François Bayrou ne peut ignorer la réalité : il sait que la macronie est sérieusement affaiblie par de nombreuses défections, que le président sortant ne peut gagner la prochaine élection présidentielle sans le soutien du MoDem ; et il exerce, comme un bon ami qui défend tout de même ses intérêts, une pression vigoureuse sur le chef de l'État. La proposition, ou l'ultimatum, de Bayrou, préjuge de sa capacité à obtenir de Macron ce qu'il réclame car les mêmes arguments qui militent en faveur de l'affaire de sa vie, la proportionnelle, peuvent se retourner contre lui et, en tout cas, finir en mêlée sanglante, y compris pour son parti.
Bayrou, comme il en a l'habitude, est seul à réclamer un scrutin « réellement démocratique » : la droite LR ne le rejoint pas et le président du Sénat, Gérard Larcher, lui a fait savoir qu'il y était hostile, bien que lui-même ait été élu, comme tous les sénateurs, à la proportionnelle. On est surpris du combat mené avec ferveur par Bayrou, parce qu'on ne voit pas très bien où il va : il a toujours été en phase avec Macron et il a relativement beaucoup d'élus à l'Assemblée nationale. Il a tout intérêt à soutenir le président, dès lors qu'il ne peut associer le MoDem ni à la droite ni à la gauche. Le président lui a donné un os à ronger en le nommant Commissaire au plan, sans pour autant lui accorder un poste ministériel car Bayrou doit encore en finir avec les accusations d'emplois fictifs au Parlement européen qui l'ont contraint à démissionner de son poste de ministre de la Justice en 2017, quelques semaines seulement après sa nomination.
Le passé et l'avenir
C'est plus fort que lui. Il a besoin d'exister. Il prend de l'âge et il voit passer les occasions ratées, par manque de chance ou par accident. Il veut marquer son époque. Effectivement, les législatives à la proportionnelle augmenteraient le nombre d'élus MoDem, mais aussi celui du Rassemblement national et de la France insoumise. Ce qui explique le refus de M. Larcher. D'une certaine manière, François Bayrou joue son va-tout : peu importe qui profite de la proportionnelle, pourvu que croisse son propre parti. Ce n'est pas nourrir un projet sain pour le pays. Ce serait, avec la proportionnelle intégrale, le renvoyer au régime des partis et à la domination de l'exécutif par l'Assemblée nationale. Ce serait nier l'essence même de la Vè République.

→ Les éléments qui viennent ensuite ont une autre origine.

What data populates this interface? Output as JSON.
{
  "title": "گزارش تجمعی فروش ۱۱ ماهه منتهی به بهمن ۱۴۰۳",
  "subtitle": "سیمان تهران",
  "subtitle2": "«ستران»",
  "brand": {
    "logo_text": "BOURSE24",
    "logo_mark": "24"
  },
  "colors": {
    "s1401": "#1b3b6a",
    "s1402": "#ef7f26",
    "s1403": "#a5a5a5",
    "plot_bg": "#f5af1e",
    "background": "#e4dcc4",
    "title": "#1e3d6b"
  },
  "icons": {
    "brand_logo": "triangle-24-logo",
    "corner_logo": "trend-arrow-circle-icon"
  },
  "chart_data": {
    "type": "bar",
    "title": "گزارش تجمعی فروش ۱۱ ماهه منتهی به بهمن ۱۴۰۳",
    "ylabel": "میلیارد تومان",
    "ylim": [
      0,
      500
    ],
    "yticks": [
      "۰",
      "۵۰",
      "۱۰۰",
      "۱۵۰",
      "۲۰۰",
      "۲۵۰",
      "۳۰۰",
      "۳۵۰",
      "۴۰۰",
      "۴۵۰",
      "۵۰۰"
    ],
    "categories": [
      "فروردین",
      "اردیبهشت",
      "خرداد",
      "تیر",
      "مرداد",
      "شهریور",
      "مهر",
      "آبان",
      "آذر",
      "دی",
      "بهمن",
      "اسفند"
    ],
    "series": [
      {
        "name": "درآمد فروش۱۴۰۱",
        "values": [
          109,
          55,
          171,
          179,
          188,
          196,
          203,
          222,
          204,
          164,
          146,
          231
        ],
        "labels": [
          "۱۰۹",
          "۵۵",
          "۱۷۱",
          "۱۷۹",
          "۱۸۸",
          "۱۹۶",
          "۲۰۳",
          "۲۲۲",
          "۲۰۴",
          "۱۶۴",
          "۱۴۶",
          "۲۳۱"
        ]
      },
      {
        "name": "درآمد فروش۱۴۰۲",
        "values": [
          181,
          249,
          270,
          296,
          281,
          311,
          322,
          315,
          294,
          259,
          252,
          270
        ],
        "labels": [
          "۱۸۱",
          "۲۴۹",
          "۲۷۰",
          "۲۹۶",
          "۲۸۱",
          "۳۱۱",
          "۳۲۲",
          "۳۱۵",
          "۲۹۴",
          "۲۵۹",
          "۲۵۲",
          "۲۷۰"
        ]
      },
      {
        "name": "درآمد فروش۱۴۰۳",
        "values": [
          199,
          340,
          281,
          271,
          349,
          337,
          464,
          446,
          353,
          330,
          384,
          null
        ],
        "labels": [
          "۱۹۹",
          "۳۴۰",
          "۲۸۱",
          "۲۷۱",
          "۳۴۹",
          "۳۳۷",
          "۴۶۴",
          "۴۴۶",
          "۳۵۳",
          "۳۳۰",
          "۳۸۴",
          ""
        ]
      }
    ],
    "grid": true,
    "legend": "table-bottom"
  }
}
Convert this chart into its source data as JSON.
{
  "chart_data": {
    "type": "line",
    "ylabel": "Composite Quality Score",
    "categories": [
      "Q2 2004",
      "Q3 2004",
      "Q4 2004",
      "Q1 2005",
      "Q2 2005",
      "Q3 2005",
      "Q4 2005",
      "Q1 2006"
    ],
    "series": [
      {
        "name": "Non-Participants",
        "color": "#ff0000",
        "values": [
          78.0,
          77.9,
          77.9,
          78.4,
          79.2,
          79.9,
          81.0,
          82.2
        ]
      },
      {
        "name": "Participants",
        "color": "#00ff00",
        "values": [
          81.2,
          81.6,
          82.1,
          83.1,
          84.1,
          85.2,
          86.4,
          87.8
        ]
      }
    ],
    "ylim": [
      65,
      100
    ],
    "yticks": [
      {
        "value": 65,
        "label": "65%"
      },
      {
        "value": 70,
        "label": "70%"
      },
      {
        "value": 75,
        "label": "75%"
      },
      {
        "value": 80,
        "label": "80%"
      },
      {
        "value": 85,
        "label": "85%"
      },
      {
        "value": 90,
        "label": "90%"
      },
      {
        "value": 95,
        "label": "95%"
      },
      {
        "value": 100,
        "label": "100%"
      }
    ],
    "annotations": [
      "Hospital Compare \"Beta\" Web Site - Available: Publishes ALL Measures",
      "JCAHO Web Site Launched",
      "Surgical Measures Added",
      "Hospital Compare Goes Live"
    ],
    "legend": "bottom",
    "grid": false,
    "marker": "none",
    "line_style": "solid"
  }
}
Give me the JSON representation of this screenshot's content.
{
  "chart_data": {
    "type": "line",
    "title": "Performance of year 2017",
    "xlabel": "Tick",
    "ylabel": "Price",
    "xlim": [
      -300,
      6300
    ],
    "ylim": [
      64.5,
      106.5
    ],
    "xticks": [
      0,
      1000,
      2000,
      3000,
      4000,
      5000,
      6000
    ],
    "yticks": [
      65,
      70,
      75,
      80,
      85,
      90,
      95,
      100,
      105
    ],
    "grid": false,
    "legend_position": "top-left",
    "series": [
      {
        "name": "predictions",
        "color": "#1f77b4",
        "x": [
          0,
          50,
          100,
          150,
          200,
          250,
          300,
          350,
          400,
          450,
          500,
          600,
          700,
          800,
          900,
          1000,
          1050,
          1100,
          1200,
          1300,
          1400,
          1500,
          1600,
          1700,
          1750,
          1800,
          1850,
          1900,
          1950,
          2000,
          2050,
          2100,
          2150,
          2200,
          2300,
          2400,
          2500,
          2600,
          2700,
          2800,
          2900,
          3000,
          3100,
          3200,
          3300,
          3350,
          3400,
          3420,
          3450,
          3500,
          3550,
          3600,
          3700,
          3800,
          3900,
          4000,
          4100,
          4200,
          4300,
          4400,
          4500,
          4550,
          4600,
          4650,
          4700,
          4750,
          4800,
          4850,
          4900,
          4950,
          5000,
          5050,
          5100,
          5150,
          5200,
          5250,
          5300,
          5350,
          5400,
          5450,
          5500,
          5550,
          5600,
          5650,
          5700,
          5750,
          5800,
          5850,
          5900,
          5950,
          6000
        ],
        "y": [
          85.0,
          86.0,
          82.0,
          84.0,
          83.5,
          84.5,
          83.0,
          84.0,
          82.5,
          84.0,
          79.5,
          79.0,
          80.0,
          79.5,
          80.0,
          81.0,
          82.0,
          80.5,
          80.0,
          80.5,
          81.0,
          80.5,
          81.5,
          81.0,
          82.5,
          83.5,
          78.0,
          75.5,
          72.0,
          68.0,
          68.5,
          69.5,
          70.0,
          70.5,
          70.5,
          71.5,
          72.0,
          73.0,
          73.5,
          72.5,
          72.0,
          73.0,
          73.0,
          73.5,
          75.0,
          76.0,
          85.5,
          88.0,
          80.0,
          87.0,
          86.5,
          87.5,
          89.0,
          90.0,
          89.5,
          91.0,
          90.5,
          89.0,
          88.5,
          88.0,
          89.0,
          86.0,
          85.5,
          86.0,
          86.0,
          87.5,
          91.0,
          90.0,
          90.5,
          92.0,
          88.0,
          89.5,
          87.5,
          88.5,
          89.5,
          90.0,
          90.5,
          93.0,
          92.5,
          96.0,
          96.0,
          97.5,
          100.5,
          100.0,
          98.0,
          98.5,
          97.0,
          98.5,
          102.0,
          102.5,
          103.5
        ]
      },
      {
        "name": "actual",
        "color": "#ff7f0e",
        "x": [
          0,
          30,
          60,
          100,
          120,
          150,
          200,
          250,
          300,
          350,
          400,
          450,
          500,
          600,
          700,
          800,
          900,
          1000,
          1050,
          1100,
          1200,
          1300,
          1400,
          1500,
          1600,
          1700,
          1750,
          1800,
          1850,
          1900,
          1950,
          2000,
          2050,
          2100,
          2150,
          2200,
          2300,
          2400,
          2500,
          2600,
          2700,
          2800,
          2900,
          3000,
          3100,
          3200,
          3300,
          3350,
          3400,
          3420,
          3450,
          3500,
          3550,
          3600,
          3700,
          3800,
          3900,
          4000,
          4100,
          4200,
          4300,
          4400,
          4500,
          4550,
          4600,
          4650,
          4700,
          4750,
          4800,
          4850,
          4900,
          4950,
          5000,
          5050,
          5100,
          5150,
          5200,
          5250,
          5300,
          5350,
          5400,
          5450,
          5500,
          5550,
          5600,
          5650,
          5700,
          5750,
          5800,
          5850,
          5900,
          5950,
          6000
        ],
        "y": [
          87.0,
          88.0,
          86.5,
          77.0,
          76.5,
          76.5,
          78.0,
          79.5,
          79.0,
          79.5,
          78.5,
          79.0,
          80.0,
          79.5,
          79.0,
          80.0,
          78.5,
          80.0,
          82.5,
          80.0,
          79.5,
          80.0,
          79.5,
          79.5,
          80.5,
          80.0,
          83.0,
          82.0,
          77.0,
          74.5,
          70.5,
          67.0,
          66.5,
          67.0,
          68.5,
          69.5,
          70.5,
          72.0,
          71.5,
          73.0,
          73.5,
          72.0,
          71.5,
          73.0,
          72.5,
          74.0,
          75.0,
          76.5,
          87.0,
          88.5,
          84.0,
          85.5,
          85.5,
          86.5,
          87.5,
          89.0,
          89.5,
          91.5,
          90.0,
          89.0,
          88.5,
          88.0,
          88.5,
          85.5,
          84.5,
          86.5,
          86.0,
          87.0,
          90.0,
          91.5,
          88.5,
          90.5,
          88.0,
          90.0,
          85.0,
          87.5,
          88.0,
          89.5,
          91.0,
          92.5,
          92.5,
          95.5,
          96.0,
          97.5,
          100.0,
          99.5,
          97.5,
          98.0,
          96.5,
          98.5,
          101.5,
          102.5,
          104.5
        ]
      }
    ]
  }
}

Bayrou est ainsi devenu le messager du retour en arrière et confond le passé avec le futur. Le mandat actuel de Macron a montré l'extraordinaire résistance du pouvoir aux erreurs de calcul qu'il a certes pu commettre, mais aussi aux mésaventures où il a été plongé. Mais le président n'est pas un faiseur de miracles : il part pour la présidentielle avec plusieurs handicaps, il y a, dans l'opposition, deux ou trois ténors (dont deux femmes, Marine Le Pen et Anne Hidalgo) capables de lui tailler des croupières et surtout, la gauche et les écolos sont décidés (ils l'ont dit publiquement) à le faire perdre cette fois-ci, sous le prétexte qu'il ne veulent plus, au second tour, d'un nouveau match entre Macron et Le Pen.
C'est l'histoire de la grenouille qui accepte de transporter le scorpion sur son dos pour lui faire traverser le gué. Il la pique et elle s'étonne : « Tu me tues, mais tu vas mourir noyé, toi aussi ». Il lui répond que c'est dans sa nature. C'est donc dans la nature des écolos et de LFI de rompre le Front républicain et, dans ce contexte, M. Bayrou et son parti feraient mieux de soutenir ardemment le président-candidat, s'ils ne veulent pas passer dans l'opposition. La grenouille, rappelez-vous, est aussi celle qui se croit aussi grosse que le bœuf. Proportionnelle ou pas, le MoDem sortira en bonne forme des législatives de l'année prochaine. Mais il devrait se demander combien, au total, il a de troupes.